Like gumbo and jazz before him, 22-year-old Benjamin Booker is the latest smoky compound fused from the sanctified streets of New Orleans to seduce our senses.
His is a sound that draws faithfully from the blues and raw soul that ebbs its way down the Mississippi, but like the river’s mighty undercurrent, it mercurially pulls and bends, dragging in grungy remnants of White Stripes-like turbulence.

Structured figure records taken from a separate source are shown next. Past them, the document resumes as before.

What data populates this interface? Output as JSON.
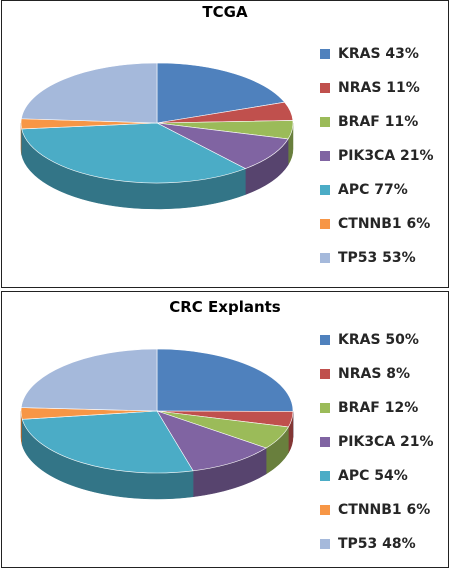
{
  "chart_data": [
    {
      "type": "pie",
      "title": "TCGA",
      "categories": [
        "KRAS 43%",
        "NRAS 11%",
        "BRAF 11%",
        "PIK3CA 21%",
        "APC 77%",
        "CTNNB1 6%",
        "TP53 53%"
      ],
      "values": [
        43,
        11,
        11,
        21,
        77,
        6,
        53
      ],
      "colors": [
        "#4f81bd",
        "#c0504d",
        "#9bbb59",
        "#8064a2",
        "#4bacc6",
        "#f79646",
        "#a5b9db"
      ],
      "style": "3d",
      "legend": "right"
    },
    {
      "type": "pie",
      "title": "CRC Explants",
      "categories": [
        "KRAS 50%",
        "NRAS 8%",
        "BRAF 12%",
        "PIK3CA 21%",
        "APC 54%",
        "CTNNB1 6%",
        "TP53 48%"
      ],
      "values": [
        50,
        8,
        12,
        21,
        54,
        6,
        48
      ],
      "colors": [
        "#4f81bd",
        "#c0504d",
        "#9bbb59",
        "#8064a2",
        "#4bacc6",
        "#f79646",
        "#a5b9db"
      ],
      "style": "3d",
      "legend": "right"
    }
  ]
}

Indeed, this self-titled debut is largely the work of a duo (Booker and drummer Max Norton), yet defies their limits with its droning, thunderous enormity.
Booker’s rugged voice blazes through the scorched landscape, howling in like a storm in pounding opener ‘Violent Shiver’ and through the Strokes-like ‘Always Waiting’. Equally riotous, ‘Wicked Waters’ evokes early Kings Of Leon, while ‘Kids Never Growing Older’ is a deafening waltz – “You ask me, do I forgive you?” he sings, his responding riffs, harsh and crashing, suggest not.
In the more restrained moments, Booker is still barbed. The gentle organ that lies underneath ‘Slow Coming’ soothes his bleak admissions: “To tell you the truth,” he laments, “I ain’t been sleeping too well.” ‘I Thought I Heard You Screaming’, meanwhile, counters the protagonist’s noise with Booker’s hushed tones, tumbling breathlessly out over delicate finger-picked guitar, cracking with emotion at times.
The dynamics are unpredictable and intriguing; his tortured soul laid bare expresses the frustration and confusion he’s surely wrestled with, and hopefully learning to overcome. An electrifying introduction to the future of the blues.